However, when it comes to EVs, solid-state batteries are not ideal since they require high external stack pressure to stay intact while operating.

Yao’s team learned that tiny empty spaces, or voids, form within the solid-state batteries and merge into a large gap, which causes them to fail. The team found that adding small amounts of alloying elements, like magnesium, can help close the voids and help the battery continue to function. The team captured it in real-time with high-resolution videos that showed what happens inside a battery while it’s working under a scanning electron microscope.
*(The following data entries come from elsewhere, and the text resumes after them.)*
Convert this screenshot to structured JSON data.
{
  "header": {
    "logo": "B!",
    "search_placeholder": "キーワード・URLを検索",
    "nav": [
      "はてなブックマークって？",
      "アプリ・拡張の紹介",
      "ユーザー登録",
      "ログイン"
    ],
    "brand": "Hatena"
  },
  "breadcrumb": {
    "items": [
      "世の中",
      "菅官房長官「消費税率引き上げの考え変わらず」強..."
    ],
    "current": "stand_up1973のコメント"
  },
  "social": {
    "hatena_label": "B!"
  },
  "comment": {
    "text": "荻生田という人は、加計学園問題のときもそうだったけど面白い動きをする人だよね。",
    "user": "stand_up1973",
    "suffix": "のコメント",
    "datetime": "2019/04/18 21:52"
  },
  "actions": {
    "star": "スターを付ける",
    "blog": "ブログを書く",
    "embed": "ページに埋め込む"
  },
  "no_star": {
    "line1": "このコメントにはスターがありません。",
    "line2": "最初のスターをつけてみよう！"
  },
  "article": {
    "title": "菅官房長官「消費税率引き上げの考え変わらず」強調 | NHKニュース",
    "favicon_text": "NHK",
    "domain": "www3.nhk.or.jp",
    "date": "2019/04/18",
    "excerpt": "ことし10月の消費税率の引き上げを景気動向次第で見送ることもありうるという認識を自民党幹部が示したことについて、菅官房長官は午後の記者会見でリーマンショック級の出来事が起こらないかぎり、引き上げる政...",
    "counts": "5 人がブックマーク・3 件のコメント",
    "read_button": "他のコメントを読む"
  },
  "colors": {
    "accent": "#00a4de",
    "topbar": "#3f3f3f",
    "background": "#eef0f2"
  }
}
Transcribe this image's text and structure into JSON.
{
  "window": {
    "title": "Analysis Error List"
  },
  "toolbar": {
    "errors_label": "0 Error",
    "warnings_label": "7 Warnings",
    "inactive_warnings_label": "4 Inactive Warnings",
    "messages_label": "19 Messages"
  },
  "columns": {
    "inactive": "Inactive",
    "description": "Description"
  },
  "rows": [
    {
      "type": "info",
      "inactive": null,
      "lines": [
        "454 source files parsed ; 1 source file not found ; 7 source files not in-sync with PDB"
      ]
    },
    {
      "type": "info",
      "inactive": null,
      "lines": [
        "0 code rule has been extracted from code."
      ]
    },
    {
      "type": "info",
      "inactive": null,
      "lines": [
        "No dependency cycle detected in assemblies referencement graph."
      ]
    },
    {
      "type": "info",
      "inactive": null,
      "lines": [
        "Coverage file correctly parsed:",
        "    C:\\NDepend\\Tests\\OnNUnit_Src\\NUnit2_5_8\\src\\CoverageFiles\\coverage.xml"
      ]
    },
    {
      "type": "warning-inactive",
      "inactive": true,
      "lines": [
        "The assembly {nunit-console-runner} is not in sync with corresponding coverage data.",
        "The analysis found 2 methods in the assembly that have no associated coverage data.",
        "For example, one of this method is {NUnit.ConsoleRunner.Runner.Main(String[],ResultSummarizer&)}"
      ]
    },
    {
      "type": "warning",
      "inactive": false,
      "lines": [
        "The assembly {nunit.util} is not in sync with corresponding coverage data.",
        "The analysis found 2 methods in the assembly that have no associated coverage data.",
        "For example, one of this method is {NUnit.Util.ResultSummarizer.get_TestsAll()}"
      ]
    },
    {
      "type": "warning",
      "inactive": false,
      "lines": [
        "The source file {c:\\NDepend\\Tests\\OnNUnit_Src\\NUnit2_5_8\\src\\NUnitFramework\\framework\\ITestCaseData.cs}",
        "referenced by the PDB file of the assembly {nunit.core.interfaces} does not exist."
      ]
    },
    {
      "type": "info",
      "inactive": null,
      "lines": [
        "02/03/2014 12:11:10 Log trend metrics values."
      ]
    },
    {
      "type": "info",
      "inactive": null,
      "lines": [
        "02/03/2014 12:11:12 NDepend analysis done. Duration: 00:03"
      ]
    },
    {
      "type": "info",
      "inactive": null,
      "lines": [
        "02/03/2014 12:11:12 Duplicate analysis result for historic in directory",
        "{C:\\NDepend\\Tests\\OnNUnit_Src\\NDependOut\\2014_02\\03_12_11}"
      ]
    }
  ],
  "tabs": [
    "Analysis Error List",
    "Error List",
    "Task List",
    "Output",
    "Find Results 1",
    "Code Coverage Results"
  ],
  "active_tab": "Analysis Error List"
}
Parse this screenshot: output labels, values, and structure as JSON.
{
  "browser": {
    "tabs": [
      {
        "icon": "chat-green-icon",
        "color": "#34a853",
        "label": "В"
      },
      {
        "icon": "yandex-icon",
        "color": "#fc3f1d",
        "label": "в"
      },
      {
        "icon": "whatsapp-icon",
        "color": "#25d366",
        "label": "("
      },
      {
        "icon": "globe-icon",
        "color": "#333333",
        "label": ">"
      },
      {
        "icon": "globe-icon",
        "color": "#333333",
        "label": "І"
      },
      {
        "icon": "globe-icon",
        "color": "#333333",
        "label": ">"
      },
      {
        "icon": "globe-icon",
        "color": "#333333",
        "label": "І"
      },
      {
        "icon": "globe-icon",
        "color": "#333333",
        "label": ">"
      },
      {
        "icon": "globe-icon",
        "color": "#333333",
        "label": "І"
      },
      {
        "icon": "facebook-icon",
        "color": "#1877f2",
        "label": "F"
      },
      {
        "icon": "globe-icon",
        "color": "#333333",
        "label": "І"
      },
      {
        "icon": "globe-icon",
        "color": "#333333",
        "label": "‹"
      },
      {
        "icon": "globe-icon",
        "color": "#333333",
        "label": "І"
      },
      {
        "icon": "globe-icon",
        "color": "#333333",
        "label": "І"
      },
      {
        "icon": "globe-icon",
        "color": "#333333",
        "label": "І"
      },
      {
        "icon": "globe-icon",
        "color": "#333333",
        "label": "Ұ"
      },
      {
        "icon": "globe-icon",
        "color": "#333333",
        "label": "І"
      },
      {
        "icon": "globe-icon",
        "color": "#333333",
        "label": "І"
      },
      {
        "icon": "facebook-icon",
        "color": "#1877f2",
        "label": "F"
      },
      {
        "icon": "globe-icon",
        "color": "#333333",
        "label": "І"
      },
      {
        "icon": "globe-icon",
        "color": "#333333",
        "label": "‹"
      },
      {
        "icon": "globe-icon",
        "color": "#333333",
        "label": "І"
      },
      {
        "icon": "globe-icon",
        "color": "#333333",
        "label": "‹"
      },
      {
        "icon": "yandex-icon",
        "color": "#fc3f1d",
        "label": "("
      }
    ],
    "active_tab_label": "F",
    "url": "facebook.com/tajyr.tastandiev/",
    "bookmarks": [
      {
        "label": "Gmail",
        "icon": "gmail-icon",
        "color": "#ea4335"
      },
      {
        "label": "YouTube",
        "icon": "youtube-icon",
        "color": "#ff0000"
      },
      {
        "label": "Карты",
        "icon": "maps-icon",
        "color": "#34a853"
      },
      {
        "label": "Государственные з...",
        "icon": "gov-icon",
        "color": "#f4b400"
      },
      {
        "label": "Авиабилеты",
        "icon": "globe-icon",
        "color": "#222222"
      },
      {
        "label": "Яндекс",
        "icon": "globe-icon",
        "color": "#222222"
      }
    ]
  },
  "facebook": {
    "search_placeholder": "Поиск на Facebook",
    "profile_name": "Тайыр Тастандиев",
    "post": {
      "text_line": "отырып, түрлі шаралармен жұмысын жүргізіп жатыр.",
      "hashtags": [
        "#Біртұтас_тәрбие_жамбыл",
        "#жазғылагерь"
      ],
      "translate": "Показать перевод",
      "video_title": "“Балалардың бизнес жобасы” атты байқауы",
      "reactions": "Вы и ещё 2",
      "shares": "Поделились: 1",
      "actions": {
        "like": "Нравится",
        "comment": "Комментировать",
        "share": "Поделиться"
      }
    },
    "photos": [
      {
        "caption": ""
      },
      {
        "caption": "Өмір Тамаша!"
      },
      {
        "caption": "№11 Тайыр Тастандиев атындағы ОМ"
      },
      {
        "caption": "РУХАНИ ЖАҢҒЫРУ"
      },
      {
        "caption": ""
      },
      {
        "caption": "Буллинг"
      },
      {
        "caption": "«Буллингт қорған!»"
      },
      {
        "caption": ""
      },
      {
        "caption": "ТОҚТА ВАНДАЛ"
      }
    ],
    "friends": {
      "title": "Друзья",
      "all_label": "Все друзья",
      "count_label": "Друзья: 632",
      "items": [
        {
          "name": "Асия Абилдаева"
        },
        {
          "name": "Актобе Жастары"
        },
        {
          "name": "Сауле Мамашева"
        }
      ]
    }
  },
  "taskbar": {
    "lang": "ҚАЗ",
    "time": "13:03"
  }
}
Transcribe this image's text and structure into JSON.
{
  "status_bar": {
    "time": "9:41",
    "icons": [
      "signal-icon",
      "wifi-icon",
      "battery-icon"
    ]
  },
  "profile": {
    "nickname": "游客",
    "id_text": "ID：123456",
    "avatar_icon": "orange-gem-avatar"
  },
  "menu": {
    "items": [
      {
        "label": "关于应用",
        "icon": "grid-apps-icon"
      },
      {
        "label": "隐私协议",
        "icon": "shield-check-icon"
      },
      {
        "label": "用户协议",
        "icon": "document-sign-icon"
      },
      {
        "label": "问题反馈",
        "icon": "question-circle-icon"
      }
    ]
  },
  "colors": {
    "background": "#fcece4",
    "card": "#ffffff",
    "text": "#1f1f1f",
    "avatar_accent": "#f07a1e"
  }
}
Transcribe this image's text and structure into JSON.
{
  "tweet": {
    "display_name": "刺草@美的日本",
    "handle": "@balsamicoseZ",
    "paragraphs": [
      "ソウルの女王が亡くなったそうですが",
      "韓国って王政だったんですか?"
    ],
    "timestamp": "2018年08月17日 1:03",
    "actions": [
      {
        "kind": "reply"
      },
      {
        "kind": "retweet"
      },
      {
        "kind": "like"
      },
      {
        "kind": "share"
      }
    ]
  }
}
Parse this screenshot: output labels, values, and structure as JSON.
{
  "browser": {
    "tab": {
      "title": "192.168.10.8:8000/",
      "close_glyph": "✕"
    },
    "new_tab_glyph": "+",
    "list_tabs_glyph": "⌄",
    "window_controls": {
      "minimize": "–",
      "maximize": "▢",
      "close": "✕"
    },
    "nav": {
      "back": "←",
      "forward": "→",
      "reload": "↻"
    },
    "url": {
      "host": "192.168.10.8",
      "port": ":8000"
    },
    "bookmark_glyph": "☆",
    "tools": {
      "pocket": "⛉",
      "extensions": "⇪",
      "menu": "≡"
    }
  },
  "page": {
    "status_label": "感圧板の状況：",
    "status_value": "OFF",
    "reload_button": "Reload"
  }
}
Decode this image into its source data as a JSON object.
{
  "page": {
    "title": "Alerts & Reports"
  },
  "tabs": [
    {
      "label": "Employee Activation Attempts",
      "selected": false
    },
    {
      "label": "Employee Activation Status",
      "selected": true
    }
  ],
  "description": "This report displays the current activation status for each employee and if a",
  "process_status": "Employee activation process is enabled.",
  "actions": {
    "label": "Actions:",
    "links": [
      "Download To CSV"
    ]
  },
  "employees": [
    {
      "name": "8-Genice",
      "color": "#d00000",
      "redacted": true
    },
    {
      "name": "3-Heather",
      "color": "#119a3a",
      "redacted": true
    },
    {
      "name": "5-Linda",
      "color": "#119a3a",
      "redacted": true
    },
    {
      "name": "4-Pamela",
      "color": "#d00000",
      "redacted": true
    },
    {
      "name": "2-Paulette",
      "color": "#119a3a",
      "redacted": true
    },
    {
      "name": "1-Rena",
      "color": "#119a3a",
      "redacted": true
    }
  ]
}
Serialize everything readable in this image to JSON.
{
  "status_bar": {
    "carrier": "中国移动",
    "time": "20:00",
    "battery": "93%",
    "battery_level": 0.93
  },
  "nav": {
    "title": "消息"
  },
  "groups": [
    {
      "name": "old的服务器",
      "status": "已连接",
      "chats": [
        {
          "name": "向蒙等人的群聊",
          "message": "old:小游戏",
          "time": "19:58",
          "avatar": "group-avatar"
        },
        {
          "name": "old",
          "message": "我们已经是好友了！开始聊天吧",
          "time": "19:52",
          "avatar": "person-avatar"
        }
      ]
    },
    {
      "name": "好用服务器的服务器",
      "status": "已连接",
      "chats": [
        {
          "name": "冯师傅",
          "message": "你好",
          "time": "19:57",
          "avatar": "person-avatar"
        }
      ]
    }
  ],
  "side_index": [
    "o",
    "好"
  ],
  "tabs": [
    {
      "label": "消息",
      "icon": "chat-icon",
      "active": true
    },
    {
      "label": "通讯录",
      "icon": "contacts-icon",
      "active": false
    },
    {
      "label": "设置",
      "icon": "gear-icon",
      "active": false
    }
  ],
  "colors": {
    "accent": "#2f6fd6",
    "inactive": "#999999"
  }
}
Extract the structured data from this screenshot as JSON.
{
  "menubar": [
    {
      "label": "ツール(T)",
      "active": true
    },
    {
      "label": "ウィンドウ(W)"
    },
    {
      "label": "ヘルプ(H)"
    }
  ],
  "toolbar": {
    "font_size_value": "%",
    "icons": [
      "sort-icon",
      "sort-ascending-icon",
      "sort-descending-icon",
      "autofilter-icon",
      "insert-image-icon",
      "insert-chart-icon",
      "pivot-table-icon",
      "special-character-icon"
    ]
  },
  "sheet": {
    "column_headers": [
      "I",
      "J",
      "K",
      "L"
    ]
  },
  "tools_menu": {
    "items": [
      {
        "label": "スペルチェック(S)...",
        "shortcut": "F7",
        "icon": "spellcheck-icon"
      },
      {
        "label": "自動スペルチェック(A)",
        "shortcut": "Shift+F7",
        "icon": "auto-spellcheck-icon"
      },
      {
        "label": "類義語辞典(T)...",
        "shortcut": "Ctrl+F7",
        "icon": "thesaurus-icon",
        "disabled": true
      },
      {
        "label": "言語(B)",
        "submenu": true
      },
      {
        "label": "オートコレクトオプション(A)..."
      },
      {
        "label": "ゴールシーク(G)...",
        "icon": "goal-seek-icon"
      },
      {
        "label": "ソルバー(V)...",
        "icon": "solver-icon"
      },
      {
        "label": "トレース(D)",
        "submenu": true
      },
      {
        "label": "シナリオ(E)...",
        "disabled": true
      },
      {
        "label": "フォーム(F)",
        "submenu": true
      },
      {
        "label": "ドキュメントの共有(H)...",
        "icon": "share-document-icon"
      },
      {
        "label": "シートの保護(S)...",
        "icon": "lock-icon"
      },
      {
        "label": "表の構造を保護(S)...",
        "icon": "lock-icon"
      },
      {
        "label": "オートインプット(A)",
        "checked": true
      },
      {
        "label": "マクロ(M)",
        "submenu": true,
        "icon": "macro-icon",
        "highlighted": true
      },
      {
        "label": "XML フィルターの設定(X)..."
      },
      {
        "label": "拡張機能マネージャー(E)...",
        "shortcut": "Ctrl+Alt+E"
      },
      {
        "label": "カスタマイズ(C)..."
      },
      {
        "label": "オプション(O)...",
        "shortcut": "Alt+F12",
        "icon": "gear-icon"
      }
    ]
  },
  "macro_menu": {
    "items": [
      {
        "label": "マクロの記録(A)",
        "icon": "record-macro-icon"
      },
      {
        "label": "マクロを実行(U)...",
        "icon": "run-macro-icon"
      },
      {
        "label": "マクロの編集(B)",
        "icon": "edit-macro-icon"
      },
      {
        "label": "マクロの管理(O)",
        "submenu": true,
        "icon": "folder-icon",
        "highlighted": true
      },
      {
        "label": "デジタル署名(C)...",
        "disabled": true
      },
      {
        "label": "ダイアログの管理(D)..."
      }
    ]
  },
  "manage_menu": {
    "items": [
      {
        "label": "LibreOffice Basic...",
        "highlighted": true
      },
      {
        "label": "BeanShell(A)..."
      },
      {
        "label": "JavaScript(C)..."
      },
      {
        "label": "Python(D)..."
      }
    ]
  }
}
“By carefully adjusting the battery’s chemistry, we can significantly lower the pressure needed to keep it stable,” Lihong Zhao, the first author of this work, a former postdoctoral researcher in Yao’s lab and now an assistant professor of electrical and computer engineering at UH, said in the release. “This breakthrough brings solid-state batteries much closer to being ready for real-world EV applications.”

The team says it plans to build on the alloy concept and explore other metals that could improve battery performance in the future.

“It’s about making future energy storage more reliable for everyone,” Zhao added.

The research was supported by the U.S. Department of Energy’s Battery 500 Consortium under the Vehicle Technologies Program. Other contributors were Min Feng from Brown; Chaoshan Wu, Liqun Guo, Zhaoyang Chen, Samprash Risal and Zheng Fan from UH; and Qing Ai and Jun Lou from Rice.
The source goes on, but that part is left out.